Via Museo, Zara apre tutte le domeniche

L’amministratore delegato del gruppo spagnolo: basta con le logiche proibizioniste. Ieri folla all’inaugurazione


di Davide Pasquali


BOLZANO. È l’89° negozio di abbigliamento del genere aperto dalla multinazionale spagnola Inditex in Italia. Solo tre le inaugurazioni quest’anno. Una mesi fa, a Palermo. Un’altra settimana prossima, a Bari. Stiamo parlando dello store di Zara inaugurato ieri in via Museo, al posto dell’ex Coin, chiuso ormai da quasi trent’anni. Una novità non solo per il capoluogo altoatesino, ma pure a livello nazionale: un negozio basato su un nuovo concetto, elaborato solo all’inizio di quest’anno. Nemmeno i punti vendita di Roma o Milano sono così di tendenza. Il nuovo concept degli interni è stato inaugurato a primavera con un flagship store sulla Fifth Avenue a New York. Quello di Bolzano è esattamente identico, non fosse che si sviluppa più in lungo, mentre lo standard Zara predilige superfici più quadrate. Ma qui ci si è dovuti adeguare all’architettura commerciale storica del centro, coi suoi negozi stretti e profondi.

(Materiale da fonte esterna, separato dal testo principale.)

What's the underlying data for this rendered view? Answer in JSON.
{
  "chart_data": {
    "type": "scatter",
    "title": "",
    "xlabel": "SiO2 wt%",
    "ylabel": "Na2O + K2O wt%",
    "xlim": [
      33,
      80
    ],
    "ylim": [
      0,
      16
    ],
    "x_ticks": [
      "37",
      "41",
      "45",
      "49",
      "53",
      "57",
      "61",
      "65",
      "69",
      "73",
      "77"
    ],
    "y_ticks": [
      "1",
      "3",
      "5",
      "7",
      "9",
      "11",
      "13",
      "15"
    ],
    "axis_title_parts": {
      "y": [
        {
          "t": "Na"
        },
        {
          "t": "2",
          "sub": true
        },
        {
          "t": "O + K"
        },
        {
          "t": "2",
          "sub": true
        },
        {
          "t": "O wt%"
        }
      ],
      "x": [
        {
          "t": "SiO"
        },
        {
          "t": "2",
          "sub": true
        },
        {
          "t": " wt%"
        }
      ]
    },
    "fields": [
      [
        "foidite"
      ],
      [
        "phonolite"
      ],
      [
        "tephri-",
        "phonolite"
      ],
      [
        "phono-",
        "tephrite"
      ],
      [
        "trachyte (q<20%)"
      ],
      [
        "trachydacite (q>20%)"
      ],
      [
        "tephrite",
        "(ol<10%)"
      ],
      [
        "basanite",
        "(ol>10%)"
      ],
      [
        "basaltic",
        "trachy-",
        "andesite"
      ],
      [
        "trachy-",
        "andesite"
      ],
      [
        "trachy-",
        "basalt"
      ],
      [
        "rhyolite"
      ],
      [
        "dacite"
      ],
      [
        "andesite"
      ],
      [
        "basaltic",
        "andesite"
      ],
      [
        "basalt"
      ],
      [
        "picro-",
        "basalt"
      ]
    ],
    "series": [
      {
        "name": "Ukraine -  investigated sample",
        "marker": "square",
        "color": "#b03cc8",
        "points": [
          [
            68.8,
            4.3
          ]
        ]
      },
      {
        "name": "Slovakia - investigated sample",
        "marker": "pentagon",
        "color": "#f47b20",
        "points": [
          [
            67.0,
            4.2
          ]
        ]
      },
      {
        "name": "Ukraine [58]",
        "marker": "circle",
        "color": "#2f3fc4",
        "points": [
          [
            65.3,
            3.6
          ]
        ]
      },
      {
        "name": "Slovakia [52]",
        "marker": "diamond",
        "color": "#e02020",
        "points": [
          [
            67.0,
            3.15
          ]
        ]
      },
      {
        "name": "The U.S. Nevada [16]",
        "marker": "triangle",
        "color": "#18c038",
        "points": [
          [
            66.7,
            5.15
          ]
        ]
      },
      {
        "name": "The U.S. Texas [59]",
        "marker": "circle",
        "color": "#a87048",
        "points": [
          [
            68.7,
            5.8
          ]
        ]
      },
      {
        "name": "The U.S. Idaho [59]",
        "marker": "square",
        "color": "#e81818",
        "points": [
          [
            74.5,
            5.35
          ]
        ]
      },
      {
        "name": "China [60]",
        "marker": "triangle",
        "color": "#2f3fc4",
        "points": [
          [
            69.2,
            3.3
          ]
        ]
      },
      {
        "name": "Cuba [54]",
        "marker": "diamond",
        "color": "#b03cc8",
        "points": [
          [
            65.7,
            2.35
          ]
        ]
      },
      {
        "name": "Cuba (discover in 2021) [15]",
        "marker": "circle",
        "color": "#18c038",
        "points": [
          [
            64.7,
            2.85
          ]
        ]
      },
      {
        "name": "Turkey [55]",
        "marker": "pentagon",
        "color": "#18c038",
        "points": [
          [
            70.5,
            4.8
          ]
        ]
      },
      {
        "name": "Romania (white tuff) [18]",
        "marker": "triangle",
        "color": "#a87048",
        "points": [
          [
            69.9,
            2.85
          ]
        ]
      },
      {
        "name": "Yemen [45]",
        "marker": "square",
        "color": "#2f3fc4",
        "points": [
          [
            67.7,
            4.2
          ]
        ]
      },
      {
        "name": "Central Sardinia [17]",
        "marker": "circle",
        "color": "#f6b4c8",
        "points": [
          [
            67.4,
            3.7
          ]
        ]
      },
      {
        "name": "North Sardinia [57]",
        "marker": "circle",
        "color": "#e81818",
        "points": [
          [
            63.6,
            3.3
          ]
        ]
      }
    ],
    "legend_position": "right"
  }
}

A raccontare informalmente i particolari è l’amministratore delegato di Inditex Italia, Enrico Drago. Sentite questa: non se ne parla di fotografarlo, non vuole comparire, non rilascia interviste, soprattutto ha solo 35 anni. Fantascienza, in Italia. Come fuori dall’ordinario è tutto, in questo che non è un negozio, ma una rivoluzione, a maggior ragione per Bolzano. Inusuale tutto, in primo luogo come ha aperto: nessuna pubblicità, nessuna inaugurazione. Eppure, tutti in fila già prima dell’apertura delle porte alle 10, e poi centinaia di persone all’interno, per tutto il giorno. Compreso chi non ti aspettavi: il bolzanino in là con gli anni. Mica solo curiosi: guardavano, provavano, compravano.

Qualche dato: tre piani, all’entrata la donna elegante. Oltre, l’abbigliamento basic, quello che non deve mancare. Le casse stanno in fondo, perché prima di andare a pagare devi aver guardato tutto. Luci a led incassate nei binari sul soffitto, pittura “materica” alle pareti, colori pastello; ai lati le collezioni, sui tavoli in mezzo tutto il resto. Non ci sono cartelli: le indicazioni vengono fornite da schermi a led, che ciclano immagini della collezione e indicazioni: al piano -1 c’è il reparto Trf: donne più giovani, metropolitane. Oltre c’è il reparto Kids, non solo bambini, ma pure baby, da 0 a 24 mesi. Al primo piano c’è il reparto uomo. Sta all’entrata perché chi compra di più è la donna, oltre il 50% degli incassi, cui si somma il 25% del reparto Kids, acquistato sempre dalle donne. Insomma, femmine da privilegiare. E i maschi, in castigo al piano di sopra? No, è che gli uomini vogliono stare tranquilli, lontani per un po’ dalla frenesia delle compagne, tanto che nei camerini maschili, e soltanto lì, ci sono pure i divanetti...

L’arredo e gli interni sono stati realizzati su misura da operai spagnoli. Zara dispone infatti di una sua divisione edile. Serve per risparmiare tempo: fra trovare le ditte in loco, spiegare, coordinare, sperare che rispettino la tempistica, si è stimato passerebbe un anno, durante il quale si paga l’affitto ma non ci si guadagna. Così, invece, per aprire bastano due soli mesi.

Uno store di queste dimensioni - che non è un franchising ma è gestito direttamente - vende in media 600-700 capi al giorno. Ogni ora, su basi digitali, viene effettuato il riassortimento: la tal maglia nera, taglia M, sparita dagli scaffali e venduta, viene rimpiazzata. Due volte a settimana, da La Coruña, la base logistica in Spagna, partiranno i Tir per Bolzano: riassortimento di ciò che si è venduto più le novità. Il tutto sotto rigoroso check informatico su ciò che in settimana ha tirato di più: colore, taglio stile, eccetera.

E la domenica? «Ce lo permette il decreto Salva Italia», commenta l’ad Drago. «Fra il resto, in questo periodo difficile per l’economia, così abbiamo potuto mantenere, anzi incrementare il personale». Sa tutto, Drago, della querelle altoatesina, perché legge i giornali. Ma è serafico: «Le logiche proibizioniste hanno fatto il loro tempo. Se voglio, devo poter tenere aperto. Sta agli altri trovare strategie innovative per reagire». Quindi si apre, sempre. E basta.